Connect with us

Rodzina

Sprzedałem swoją połowę domu i straciłem rodzinę

Kiedy moja siostra i ja byliśmy mali, razem z rodzicami mieszkaliśmy w małym dwupokojowym mieszkaniu, a przed pójściem spać zawsze marzyliśmy o wspólnym ogromnym domu, w którym moglibyśmy mieszkać z naszymi rodzinami. Jako dzieci byliśmy ze sobą bardzo blisko. Chcieliśmy zawsze być razem, wspierać się i pomagać sobie nawzajem.

I nasze marzenie się spełniło. Kiedy dorośliśmy, nasi rodzice zbudowali duży dwurodzinny dom za miastem i podarowali go mojej siostrze i mnie. Przez pierwsze 2 lata mieszkaliśmy tam razem, zgodnie. W wieku 20 lat moja siostra wyszła za mąż no i, oczywiście, szwagier do nas dołączył. Nie powiem, żebyśmy mieli przyjacielskie relacje, ale zawsze staraliśmy się ukryć naszą niechęć do siebie ze względu na osobę, którą obaj kochaliśmy – moją siostrę.

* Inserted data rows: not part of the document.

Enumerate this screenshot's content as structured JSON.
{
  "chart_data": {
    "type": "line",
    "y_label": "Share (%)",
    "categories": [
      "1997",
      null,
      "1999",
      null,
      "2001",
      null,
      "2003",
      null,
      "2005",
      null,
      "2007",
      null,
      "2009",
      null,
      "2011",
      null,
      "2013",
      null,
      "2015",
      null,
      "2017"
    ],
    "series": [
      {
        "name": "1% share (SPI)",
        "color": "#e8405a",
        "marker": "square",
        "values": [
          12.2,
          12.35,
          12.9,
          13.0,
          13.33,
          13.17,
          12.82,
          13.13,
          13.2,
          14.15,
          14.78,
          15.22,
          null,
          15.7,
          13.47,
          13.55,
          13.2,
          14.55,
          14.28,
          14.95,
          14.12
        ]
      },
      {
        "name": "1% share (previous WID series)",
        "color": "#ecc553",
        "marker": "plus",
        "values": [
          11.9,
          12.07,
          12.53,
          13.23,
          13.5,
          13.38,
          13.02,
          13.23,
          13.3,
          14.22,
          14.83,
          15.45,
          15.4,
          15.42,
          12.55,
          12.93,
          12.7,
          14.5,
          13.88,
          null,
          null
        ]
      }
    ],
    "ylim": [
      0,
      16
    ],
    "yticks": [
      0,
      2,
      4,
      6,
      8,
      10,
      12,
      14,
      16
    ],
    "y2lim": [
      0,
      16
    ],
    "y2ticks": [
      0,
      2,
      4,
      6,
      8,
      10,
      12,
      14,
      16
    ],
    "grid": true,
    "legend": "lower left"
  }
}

Ale później, kiedy i ja się ożeniłem, moja siostra nie wyświadczyła mi już takiej uprzejmości i każdego dnia beształa moją żonę. Jakoś jej się nie podobała. Rodzice zawsze byli po stronie mojej siostry i jej męża, a mnie kazali ustępować, bo to przecież moja najbliższa rodzina. Przez pół roku jakoś wytrzymywałem, ale wreszcie mnie to zmęczyło. Postanowiłem przeprowadzić się z żoną bliżej centrum i ograniczyć kontakty z rodziną.

Zaproponowałem, żeby siostra albo rodzice odkupili ode mnie moją część domu, a ja za te pieniądze mógłbym kupić mieszkanie. Żadne z nich się nie zgodziło, a kłótnie tylko narastały. Po kilku miesiącach takich burzliwych negocjacji postanowiłem więc sprzedać swoją część domu obcym ludziom, a rodzinie dać czas na to, żeby się z nową sytuacją oswoili.

Od tego czasu minęły 3 lata i nadal nikt się ze mną nie kontaktuje. Nikt z rodziny nawet nie pogratulował mi narodzin syna.